Терпкий и приятно пахнувший чай обходился заведению в сущие копейки: всё, что требовалось для него, было буквально под ногами – только не ленись, собирай да правильно суши листья, стебельки, ягодки. Сначала, правда, всё это закупали в аптеках, но потом наняли двух старушек из Сакачи-Аляна, которые и занялись собирательством. Они же и черемуху перетирали в больших каменных ступках. Счастливые, что имеют к своим грошовым пенсиям прибавку, они были рады радёшеньки: хорошо, не отдали эти ступки в музей, уж как их Эдуард Игоревич просил-уговаривал, и денег сулил – целых двести рублей, но умные люди посоветовали не расставаться с раритетами (эва, слово-то какое выдумали!), они, мол, дороже стоят, эти ступки-то… И вот, правда! А Эдуард Игоревич пусть довольствуется халатами и коврами, которые для его музея гордячка Чикуэ вышивает. Подумаешь, художницей считается, её в какой-то союз приняли и даже билет выдали – вроде как удостоверили: настоящая мастерица! А толку-то? Она с одним халатом, считай, полгода возится: кроит, вышивает, петельку к петельке старательно считает, все пальцы исколола, а денег-то меньше ей дают, чем за эти травы, что вокруг села в избытке растут, только не ленись их собирать да сушить, как встарь все женщины делали.

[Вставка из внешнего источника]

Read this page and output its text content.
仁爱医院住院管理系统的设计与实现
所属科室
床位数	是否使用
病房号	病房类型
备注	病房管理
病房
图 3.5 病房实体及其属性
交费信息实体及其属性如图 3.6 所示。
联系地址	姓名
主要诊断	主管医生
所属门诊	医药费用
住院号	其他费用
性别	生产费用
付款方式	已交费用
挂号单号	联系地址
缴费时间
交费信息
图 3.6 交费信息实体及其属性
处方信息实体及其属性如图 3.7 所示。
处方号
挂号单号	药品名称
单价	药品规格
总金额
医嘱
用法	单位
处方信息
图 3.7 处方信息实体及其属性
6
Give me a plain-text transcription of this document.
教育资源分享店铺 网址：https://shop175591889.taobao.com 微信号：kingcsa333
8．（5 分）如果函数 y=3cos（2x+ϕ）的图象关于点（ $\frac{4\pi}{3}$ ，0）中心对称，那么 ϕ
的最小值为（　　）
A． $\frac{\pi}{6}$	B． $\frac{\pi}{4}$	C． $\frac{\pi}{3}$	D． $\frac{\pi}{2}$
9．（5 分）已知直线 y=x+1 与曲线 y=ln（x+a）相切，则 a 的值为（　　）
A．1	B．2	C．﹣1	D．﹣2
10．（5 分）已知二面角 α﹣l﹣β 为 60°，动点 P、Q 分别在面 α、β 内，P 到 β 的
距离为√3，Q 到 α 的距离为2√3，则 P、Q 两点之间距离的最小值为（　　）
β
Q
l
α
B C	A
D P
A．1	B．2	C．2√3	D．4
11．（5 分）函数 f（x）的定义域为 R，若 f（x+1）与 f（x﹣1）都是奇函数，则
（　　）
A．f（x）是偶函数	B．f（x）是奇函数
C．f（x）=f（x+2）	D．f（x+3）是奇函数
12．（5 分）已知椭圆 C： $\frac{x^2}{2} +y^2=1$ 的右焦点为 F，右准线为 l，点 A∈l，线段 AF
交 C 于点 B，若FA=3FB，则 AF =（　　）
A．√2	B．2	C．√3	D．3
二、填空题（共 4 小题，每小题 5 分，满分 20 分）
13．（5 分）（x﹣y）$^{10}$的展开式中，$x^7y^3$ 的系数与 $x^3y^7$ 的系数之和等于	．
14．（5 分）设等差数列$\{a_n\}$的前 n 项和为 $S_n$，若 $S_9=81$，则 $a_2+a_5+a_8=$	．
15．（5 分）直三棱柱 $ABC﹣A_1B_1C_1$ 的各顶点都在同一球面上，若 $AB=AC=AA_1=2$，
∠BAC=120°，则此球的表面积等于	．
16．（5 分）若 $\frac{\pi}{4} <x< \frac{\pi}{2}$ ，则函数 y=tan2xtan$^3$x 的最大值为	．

В последнее время, однако, тандем бабулек то ли стал халтурить, то ли на сушилке что-то случилось: травы были чуть сыроватые, отдавали дымком и уже не ломались меж пальцами легко, с сухим потрескиванием, – чай, в общем-то, заваривался густой, но в нём не доставало крепости и того легкого особенного аромата, который витает над чашкой, напоминая о солнце, ярких бликах на глади лесного озера и ветерке, запутавшемся в высоких стеблях медяного шеломайника. Напиток пах просто травой. Это, конечно, был не тот запах, который свойствен аптечным травам: не смотря на самые герметичные упаковки, они, видимо, всё-таки вбирают в себя едкую химию, пусть и в мизерных долях, и, как результат, отдают то ли карболкой, то ли хлоркой. По этой причине в «Какао» от них отказались, и вот – нате вам! – снизилось качество собственных заготовок.
– У чая должна быть душа! – сокрушался Андрей. – Чай без души – это совдеповский напиток из общепита! Он должен не просто жажду утолять, а доставлять наслаждение, понимаете?
– Понимаю, – кивал Роман Викторович. – Ещё как понимаю! Посетители стали меньше чая пить – выручка падает.
– И когда вы наконец съездите в Сакачи-Алян? – допытывался Андрей. – На той неделе обещали – не вырвались. Надо понять, что у сборщиц случилось. Экспедитор рассказывал, будто старушки накрыли сушилку толем. Прохудилась она у них, что ли? Представляете: травы под вонючим толем сушатся!
– Хорошо, завтра съезжу, – обещал Роман Викторович.
Но завтра образовывались какие-то ужасно неотложные дела, вдруг возникала масса проблем – заместителю директора приходилось крутиться не хуже белки в колесе и, взмокший, с посеревшим лицом, он вспоминал о данном обещании лишь к вечеру. Ехать уже было поздно, да и не хотелось: за день насобачился до чёртиков, обещал жене вернуться домой пораньше, чтоб наконец-то сына поучить уму-разуму (учителя жалуются, а соседка заметила: покуивает и сквернословит), а тут – изволь ехать по грунтовой дороге, в потёмках да по колдобинам, ещё чего доброго шину проткнёшь, майся потом до утра. Нет уж, лучше завтра…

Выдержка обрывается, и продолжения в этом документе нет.